Saya tentunya tidak ingin klaim bahwa bacaan terbatas saya atas langkah Gus Dur ini adalah satu-satunya upaya yang tetap relevan untuk kita jalankan hari ini. Karena bagaimanapun situasi politik, terutama Palestina-Israel kini, mungkin kian banyak bergeser atmoster, dari saat Gus Dur menjalankan diplomasi.

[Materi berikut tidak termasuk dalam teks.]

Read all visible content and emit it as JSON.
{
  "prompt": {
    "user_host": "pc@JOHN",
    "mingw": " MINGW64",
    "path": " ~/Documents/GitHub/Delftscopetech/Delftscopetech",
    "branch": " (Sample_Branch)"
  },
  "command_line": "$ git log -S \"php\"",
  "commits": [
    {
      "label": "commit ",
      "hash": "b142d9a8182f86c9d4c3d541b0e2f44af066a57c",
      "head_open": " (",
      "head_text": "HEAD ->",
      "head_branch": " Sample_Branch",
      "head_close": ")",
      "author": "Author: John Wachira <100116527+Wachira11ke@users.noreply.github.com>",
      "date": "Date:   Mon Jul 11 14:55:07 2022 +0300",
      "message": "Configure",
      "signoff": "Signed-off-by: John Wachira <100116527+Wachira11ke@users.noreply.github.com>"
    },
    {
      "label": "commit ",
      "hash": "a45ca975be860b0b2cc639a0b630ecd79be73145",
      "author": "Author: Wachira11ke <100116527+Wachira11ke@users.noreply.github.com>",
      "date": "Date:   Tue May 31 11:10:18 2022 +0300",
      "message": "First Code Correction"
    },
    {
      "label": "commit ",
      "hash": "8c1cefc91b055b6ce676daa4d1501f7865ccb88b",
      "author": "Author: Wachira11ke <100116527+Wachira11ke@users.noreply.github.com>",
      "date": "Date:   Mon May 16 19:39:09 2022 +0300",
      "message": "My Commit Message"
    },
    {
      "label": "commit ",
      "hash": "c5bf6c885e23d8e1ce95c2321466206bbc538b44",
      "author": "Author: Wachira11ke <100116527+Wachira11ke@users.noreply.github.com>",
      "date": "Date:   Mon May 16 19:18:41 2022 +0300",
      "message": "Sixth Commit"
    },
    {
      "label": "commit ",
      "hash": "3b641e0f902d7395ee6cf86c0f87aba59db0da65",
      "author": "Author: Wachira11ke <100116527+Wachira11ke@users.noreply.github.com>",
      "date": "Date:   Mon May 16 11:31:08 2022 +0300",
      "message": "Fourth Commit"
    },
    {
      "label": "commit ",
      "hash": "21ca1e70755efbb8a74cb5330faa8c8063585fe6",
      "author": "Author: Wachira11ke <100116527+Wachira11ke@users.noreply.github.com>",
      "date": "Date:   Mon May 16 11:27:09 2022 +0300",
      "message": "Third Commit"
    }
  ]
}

Tapi satu hal yang pasti, saya kira ini akan tetap sah atau mungkin malah mendesak untuk kita kaji lagi. Mengingat “Dialog Fiqih Peradaban” telah dimulai bersamaan satu abad Nahdhatul Ulama. Karenanya memikirkan, mencari jalan bagi kemerdekaan Palestina juga butuh terus kita upayakan bersama seluruh jaringan Timur Tengah dan global lainnya.
Kegelisahan Utama
Memang cara-cara dialektika Gus Dur dalam berpikir dan mengambil tindakan, kadang berbeda dengan kebanyakan kita. Apalagi jika itu terkait pula dengan Islam fundamental. Karena isu-isu luar negeri seperti Palestina, Suriah atau lainnya, akan terus saja dijadikan legitimasi gerakan-gerakan ekstremisme bagi mereka.
Namun dalam keyakinan saya, dari dulu hingga sekarang, Gus Dur akan selalu mengambil sikap antitesis atas langkah-langkah yang mereka ambil. Termasuk dalam selesaikan konflik Palestina dan Israel.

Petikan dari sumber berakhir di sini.